The next two novels are a little lighter in tone, but still deal with the grittier side of London life. In Three Card Trick a man has apparently suicided by jumping in front of a Tube train. His widow doesn’t accept this – there is the insurance to consider – and hires Hazell to prove her right.
In Menacing Jester we are on slightly more familiar PI ground; a millionaire and his wife are apparently the victims of a practical joker. Or is there something more sinister behind it?

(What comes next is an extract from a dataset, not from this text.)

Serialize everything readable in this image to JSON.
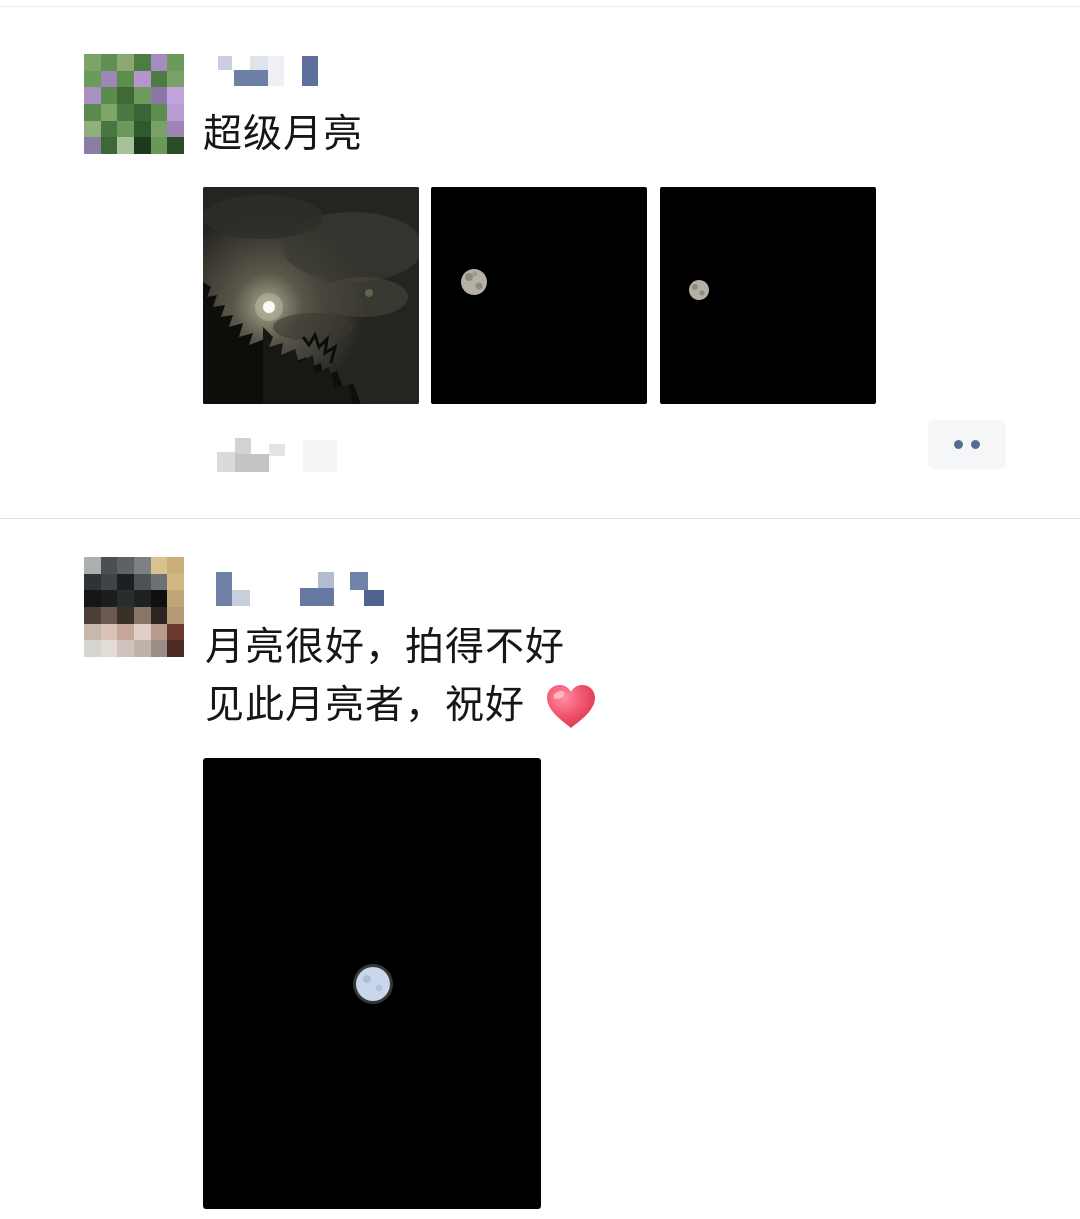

All three novels contain plenty of sex, violence and local colour – card sharps, clip joint hostesses, Soho drinking dens – and the authors were clearly familiar with the more picturesque aspects of the London underworld and portray these with energy and humour. Readers looking for evidence of the “casual racism/sexism/whatever” of the 1970s will not come away empty-handed.

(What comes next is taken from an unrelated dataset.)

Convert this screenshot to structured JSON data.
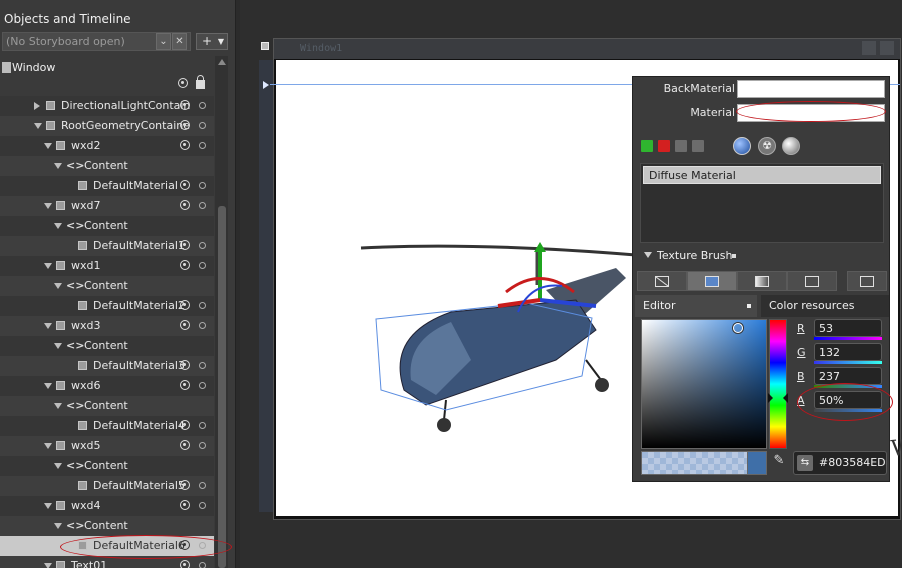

The authors were keen to develop the Hazell character into a possible TV series, and the later two books seem to be written with this in mind. This duly came to pass, via Thames Television, and the first series was broadcast in 1978, starring Nicholas Ball as a youthful James Hazell. Gordon Williams, with Venables (right) and other writers, was responsible for a number of the episodes (including ‘Hazell Plays Solomon’), and it remains a very watchable series. The second, and final, series broadcast in 1979/80 was not so successful. The hardness was gone, Hazell and Inspector ‘Choc’ Minty had become something of a double act and, while not outright comedy, it came close at times. It’s not surprising to learn that Leon Griffiths, one of the second series screenwriters, went on to create and develop the very successful series Minder later that year.
And that was about it. But there was to be a last hurrah for Hazell in print. Two Hazell annuals, “based on the popular television series”, appeared in 1978 and 1979. The tales in these books are surprisingly tough, bearing in mind the intended teenage readership. Hazell’s adventures are told via short stories and comic strips, and include strong-ish violence, blackmail and other criminality. While the contribution of “P. B Yuill” was probably nil, the stories are true to the feel of the first series of the TV programme.

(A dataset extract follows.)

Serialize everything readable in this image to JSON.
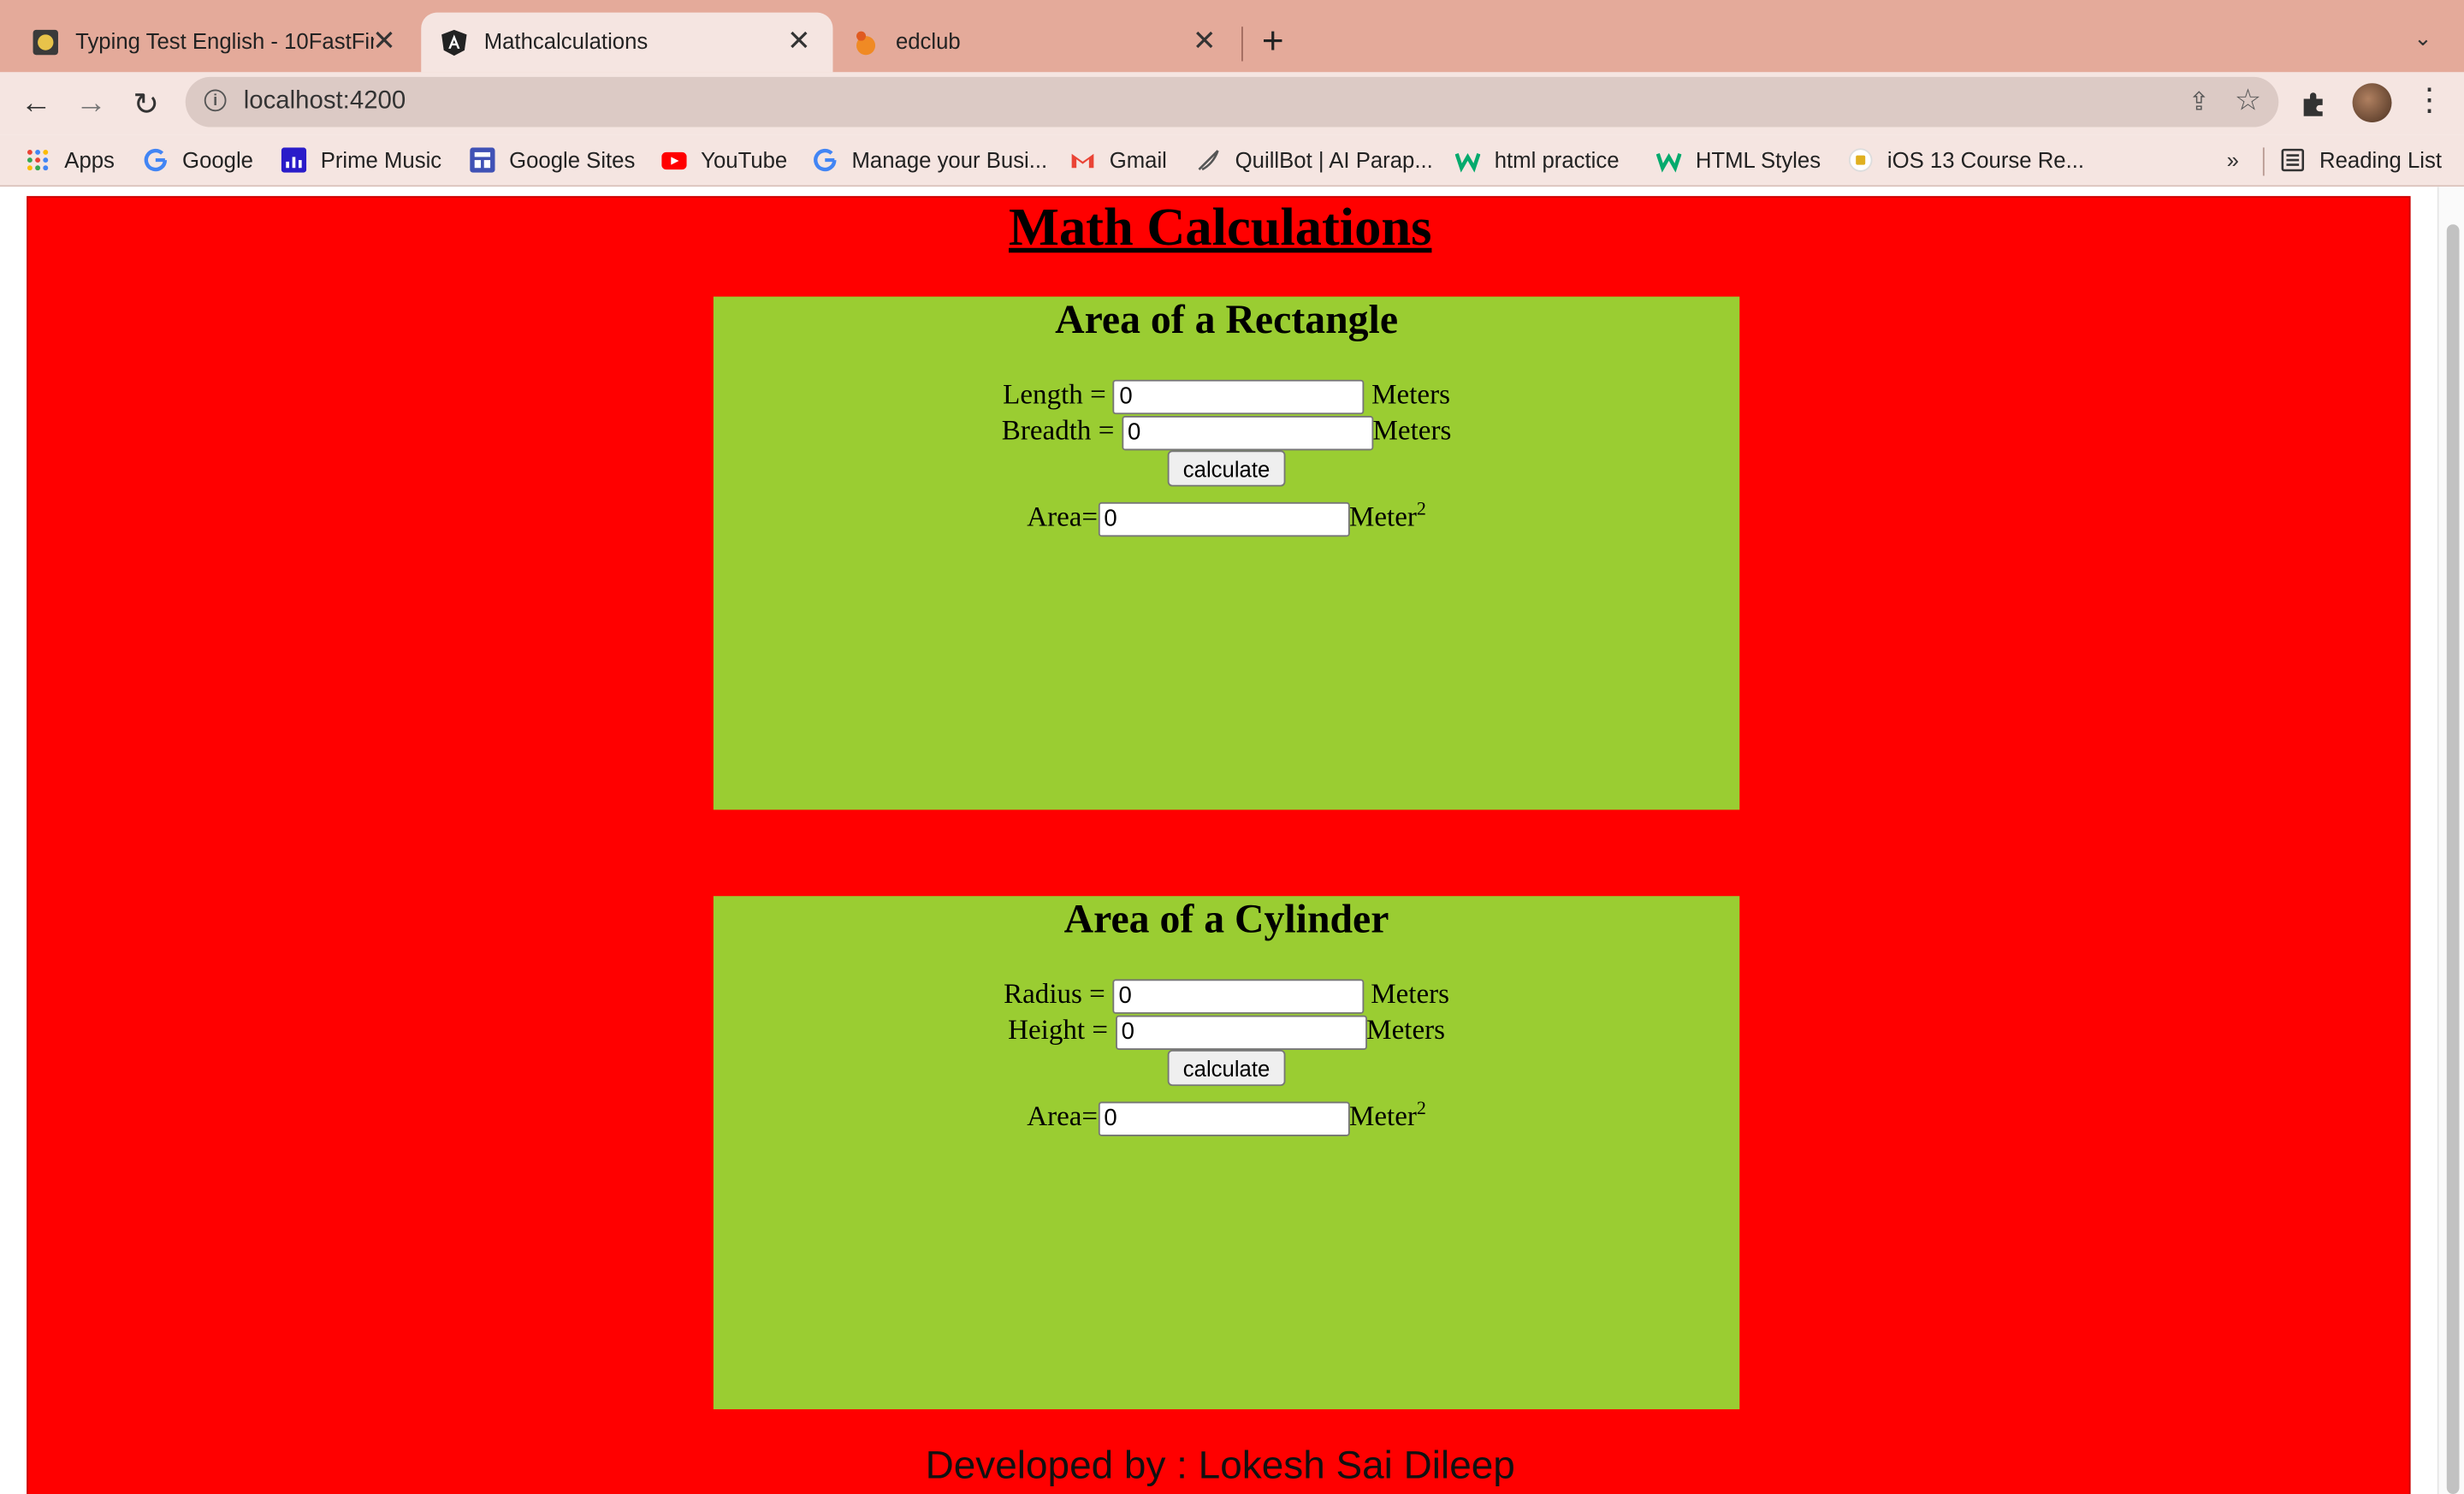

To conclude: English fictional private eyes are a rare breed, and fewer still can claim to have begun as a literary, rather than television, creation. Hazell is among the best of these. The three novels rightly remain in print, and are eminently readable.
There is a postscript. There was one last appearance of P.B Yuill. In early 1981 ‘Arena’, a BBC2 documentary series, devoted a programme to the attempts of Williams and Venables to write a new Hazell adventure – tentatively entitled ‘Hazell and the Floating Voter’ – and it featured such worthies as John Bindon and Michael Elphick playing the part of Hazell. It’s never been broadcast since, and while it was pleasing to see the authors discussing the character of Hazell, in retrospect the programme seems like an excuse for a few days’ drinking on licence-payers’ money.